GPC Biotech’s drug has already been awarded fast track status by the US regulatory authority, enabling it to make the rolling submission. Such a submission allows companies to submit sections of the NDA to the agency as they become available, allowing the review process to begin before the complete dossier has been submitted.
The FDA’s fast track programs are intended to expedite the review of drugs to treat serious or life-threatening conditions and that demonstrate the potential to address unmet medical needs. The FDA granted fast track designation to satraplatin as a second-line chemotherapy treatment for patients with HRPC in September 2003.
Satraplatin, an investigational drug, is a member of the platinum family of compounds. Over the past two decades, platinum-based drugs have become a critical part of modern chemotherapy treatments and are used to treat a wide variety of cancers.

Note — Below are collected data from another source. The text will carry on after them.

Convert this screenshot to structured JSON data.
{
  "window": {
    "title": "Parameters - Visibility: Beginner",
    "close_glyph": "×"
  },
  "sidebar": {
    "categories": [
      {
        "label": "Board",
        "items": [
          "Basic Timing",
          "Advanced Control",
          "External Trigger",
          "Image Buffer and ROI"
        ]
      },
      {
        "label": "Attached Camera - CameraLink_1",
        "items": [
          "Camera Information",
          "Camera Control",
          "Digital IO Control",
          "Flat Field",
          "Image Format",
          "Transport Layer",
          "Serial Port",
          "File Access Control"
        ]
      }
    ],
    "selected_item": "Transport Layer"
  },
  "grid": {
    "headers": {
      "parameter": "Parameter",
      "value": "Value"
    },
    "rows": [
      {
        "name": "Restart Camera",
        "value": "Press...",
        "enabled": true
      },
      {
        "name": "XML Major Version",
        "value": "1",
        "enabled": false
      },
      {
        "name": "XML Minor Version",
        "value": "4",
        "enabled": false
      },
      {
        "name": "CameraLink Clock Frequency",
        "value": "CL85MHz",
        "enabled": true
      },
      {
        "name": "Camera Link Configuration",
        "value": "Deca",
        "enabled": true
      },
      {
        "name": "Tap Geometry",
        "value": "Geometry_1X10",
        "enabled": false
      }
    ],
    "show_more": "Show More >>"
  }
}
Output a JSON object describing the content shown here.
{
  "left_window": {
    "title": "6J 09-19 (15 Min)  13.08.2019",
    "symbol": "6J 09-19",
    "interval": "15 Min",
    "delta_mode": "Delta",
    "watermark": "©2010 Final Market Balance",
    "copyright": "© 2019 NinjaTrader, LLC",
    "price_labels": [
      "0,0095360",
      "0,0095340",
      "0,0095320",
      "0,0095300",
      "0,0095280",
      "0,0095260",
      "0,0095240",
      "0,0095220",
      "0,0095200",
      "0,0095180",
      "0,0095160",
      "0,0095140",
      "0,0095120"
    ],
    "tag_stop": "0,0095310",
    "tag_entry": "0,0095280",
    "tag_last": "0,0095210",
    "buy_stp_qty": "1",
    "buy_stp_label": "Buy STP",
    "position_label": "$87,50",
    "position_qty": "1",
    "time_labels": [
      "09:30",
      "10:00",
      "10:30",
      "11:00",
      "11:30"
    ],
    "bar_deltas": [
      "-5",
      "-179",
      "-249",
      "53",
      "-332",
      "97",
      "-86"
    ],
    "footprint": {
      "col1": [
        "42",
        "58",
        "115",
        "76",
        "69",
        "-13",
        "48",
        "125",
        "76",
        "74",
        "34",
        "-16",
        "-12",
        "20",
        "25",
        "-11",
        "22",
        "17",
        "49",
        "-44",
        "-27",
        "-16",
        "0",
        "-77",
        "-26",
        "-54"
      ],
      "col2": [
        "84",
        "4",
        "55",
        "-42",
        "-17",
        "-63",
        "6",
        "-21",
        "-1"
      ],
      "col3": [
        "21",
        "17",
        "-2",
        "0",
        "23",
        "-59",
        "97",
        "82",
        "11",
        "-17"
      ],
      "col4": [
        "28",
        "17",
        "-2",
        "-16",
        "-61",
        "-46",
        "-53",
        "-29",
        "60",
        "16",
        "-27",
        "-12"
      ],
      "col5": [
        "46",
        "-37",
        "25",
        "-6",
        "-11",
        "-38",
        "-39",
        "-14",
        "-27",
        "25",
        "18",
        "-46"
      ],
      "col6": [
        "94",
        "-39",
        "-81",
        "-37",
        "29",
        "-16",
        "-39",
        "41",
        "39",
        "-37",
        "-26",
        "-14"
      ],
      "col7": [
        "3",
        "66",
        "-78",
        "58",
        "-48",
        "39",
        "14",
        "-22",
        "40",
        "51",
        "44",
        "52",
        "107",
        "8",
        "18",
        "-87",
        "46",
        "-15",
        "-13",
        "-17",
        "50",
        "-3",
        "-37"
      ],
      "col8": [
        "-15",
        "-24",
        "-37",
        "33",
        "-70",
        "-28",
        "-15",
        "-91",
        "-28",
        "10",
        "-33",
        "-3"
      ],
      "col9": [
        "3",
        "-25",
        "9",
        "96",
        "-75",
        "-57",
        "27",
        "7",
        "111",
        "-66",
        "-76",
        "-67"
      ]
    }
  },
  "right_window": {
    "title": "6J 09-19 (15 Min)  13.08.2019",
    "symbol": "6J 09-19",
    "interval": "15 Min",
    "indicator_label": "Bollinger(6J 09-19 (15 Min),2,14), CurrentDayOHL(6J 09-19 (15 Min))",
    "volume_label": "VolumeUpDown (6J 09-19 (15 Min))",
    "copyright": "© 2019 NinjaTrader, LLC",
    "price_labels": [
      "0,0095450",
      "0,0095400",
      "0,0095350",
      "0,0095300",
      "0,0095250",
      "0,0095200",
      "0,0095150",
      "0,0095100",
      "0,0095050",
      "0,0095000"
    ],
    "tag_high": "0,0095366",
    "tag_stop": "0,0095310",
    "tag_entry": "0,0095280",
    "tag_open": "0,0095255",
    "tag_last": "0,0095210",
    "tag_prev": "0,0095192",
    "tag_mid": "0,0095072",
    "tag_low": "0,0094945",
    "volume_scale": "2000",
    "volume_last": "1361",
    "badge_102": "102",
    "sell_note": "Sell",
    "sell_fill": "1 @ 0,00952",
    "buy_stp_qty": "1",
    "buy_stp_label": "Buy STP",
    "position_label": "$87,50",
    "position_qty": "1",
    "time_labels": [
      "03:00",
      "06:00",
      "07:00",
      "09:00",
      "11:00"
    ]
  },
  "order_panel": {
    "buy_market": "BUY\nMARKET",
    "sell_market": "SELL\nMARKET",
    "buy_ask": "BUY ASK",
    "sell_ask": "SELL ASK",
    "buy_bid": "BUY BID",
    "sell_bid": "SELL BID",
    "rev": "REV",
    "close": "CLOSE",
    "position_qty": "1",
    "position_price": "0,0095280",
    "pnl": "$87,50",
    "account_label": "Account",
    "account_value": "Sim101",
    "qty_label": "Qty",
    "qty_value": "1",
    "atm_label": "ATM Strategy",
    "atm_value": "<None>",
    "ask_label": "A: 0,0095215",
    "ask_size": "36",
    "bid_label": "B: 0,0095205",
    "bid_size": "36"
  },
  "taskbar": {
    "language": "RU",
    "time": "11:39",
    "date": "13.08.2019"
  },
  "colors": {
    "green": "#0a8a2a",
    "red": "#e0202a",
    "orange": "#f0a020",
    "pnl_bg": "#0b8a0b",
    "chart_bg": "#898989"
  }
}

According to GCP Biotech, worldwide sales of these drugs exceeded $2.2 billion in 2004.
Unlike the platinum drugs currently on the market, all of which require intravenous administration, satraplatin is an orally bioavailable compound and is given as capsules that patients can take at home. An oral platinum drug could offer key advantages, including ease of administration and patient convenience, in a variety of applications.